The ACT will become host to a gas-free suburb

The ACT’s master-planned Ginninderry development will trial a gas-free residential precinct comprising 350 homes.

According to the ACT government, the homes in the precinct will be built to high sustainability standards, including being energy-positive, with solar panels and smart meters mandatory.

Aside from making environmental sense (particularly with the ACT’s move to 100 per cent renewable electricity by 2020), going gas free promises to make economic sense for residents.

Climate change and sustainability minister Shane Rattenbury said modelling for the pilot found that households would save more that $14,000 using electrical appliances over gas ones (over their lifetime).

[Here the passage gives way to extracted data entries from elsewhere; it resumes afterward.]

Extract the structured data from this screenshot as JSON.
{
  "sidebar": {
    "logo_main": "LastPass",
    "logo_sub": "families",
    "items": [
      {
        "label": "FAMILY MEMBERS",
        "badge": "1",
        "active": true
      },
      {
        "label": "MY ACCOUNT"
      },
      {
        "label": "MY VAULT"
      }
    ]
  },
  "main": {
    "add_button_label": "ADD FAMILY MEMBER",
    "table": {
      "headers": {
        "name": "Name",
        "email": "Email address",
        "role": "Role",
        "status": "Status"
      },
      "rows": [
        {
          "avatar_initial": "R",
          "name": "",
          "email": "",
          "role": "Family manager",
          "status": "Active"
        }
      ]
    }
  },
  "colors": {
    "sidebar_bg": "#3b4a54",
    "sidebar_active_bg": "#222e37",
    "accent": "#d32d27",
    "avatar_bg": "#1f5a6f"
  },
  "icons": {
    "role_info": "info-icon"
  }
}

The trial will be facilitated through a variation to the Territory Plan, removing the requirement for gas to be provided to stage 1 of the development. During the trial the precinct will be assessed to make sure it complies with grid security requirements and meets consumer needs.

The government said the trial would also ensure higher design and insulation standards are set for any future proposals.

Ginninderry sustainability manager Jessica Stewart said it was exciting to be part of a project “not afraid to be a leader in the field of energy systems”.

“It makes sense for new houses to optimise the use of renewable power through a suite of highly efficient electric appliances.”

ACT already starting transition

ACT residents already seem to be turning away from gas, however.

Last month, a Gas Price Trends review showed that Canberrans were beginning the switch, with average annual household gas consumption down 22 per cent since 2010 and 13 per cent since 2015.

Gas connections have also reduced slightly from 70 per cent of households in 2010 to 67.9 per cent of households in 2014. And the use of gas for space heating has gone from 60 per cent in 2011 to 45 per cent in 2014.

“When it comes to gas, Canberrans are making a clear choice,” Mr Rattenbury said.

“The report shows a clear downward trend in household gas consumption, with the ACT way out in front of other jurisdictions in the race to reduce gas use.

“While the reasons for this may include the overall increase in gas cost, the penetration of solar panels into ACT households and a strong increase in the level of efficiency in electric heaters, it is great news for the environment.”

With the ACT going to 100 per cent renewable electricity by 2020, gas is set to emerge as a key battleground for further emissions reductions.

“We strongly promote the move away from gas to electricity because the territory’s electricity supply will be emissions free by 2020 as we reach our target of 100 per cent renewable electricity,” Mr Rattenbury said.